Dr. Erin Murphy-Graham

Erin Murphy-Graham, PhD

Dr. Murphy-Graham works in comparative and international education, teaching international development and qualitative research methods.Her research focuses on: the process by which education fosters the empowerment of girls and women, and conceptualization of empowerment; the role of education in changing how students relate, particularly in intimate relationships and trust building; 3) the evaluation of educational empowerment programs for youth and adults in Latin America.

Professor Ndola Prata

Ndola Prata, MD, MSc

Dr. Prata is a founding co-Director of i4Y, the Director of the Bixby Center for Population, Health & Sustainability, a Professor in Residence in Maternal and Child Health and the second holder of the Fred H. Bixby Endowed Chair in Population and Family Planning in the School of Public Health at UC Berkeley.

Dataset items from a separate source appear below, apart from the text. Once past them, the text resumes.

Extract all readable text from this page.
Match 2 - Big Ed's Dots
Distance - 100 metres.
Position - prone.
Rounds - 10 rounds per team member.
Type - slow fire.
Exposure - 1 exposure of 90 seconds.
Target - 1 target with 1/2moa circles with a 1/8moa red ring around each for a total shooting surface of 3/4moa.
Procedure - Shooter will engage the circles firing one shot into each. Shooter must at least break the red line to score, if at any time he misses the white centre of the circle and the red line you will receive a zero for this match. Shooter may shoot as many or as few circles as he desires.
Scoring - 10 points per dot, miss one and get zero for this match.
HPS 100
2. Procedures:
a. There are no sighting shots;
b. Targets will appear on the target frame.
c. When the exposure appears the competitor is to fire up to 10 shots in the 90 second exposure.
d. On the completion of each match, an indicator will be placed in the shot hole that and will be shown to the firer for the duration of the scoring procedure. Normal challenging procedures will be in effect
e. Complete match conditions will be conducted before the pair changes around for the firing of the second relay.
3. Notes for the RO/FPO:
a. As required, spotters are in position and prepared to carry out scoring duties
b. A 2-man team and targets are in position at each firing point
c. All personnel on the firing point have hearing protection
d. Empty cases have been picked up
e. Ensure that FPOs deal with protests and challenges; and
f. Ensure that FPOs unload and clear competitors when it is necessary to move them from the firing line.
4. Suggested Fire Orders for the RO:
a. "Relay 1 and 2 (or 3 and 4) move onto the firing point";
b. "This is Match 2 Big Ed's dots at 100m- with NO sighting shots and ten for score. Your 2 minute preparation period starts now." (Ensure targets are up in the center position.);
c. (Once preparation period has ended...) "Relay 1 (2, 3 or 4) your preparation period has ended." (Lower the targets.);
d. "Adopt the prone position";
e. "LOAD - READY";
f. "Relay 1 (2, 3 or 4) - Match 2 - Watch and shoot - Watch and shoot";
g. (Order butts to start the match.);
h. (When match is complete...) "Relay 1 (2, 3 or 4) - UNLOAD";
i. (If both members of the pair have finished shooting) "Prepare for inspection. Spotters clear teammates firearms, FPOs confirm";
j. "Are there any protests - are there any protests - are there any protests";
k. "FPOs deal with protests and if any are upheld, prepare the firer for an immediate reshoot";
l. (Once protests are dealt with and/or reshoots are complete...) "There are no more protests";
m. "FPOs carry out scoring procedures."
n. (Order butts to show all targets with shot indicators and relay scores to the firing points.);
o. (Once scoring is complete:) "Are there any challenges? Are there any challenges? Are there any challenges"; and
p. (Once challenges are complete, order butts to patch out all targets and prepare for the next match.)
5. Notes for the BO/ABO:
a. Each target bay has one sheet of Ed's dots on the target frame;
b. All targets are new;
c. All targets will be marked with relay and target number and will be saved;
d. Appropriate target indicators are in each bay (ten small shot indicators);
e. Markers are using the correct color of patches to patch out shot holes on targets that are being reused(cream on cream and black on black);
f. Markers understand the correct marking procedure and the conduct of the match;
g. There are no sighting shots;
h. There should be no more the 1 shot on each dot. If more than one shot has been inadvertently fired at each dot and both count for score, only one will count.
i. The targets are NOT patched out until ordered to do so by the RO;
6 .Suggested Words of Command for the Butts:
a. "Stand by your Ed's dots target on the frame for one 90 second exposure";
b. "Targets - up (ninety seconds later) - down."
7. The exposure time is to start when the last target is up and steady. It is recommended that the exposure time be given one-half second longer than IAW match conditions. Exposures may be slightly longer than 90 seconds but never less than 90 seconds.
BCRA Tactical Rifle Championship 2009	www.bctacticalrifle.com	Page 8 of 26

She is a physician and medical demographer from Angola. Her research focuses on the design, implementation, and evaluation of maternal, sexual and reproductive health interventions that maximize distribution and financing to increase access to care, contraceptives and abortion in developing countries, particularly for underserved populations. 

Dr. Stone

Susan Stone, PhD

Susan Stone is Associate Dean for Academic Affairs and Catherine Mary and Eileen Clare Hutto Professor of Social Services in Public Education at the School of Social Welfare. Her interests include understanding family and school influences on child and adolescent academic performance, especially for urban and at-risk children and youth; parenting under stress; family treatment; linking families, schools, and communities; school-based social work practice; mixing quantitative and qualitative methods; and multi-level statistical modeling.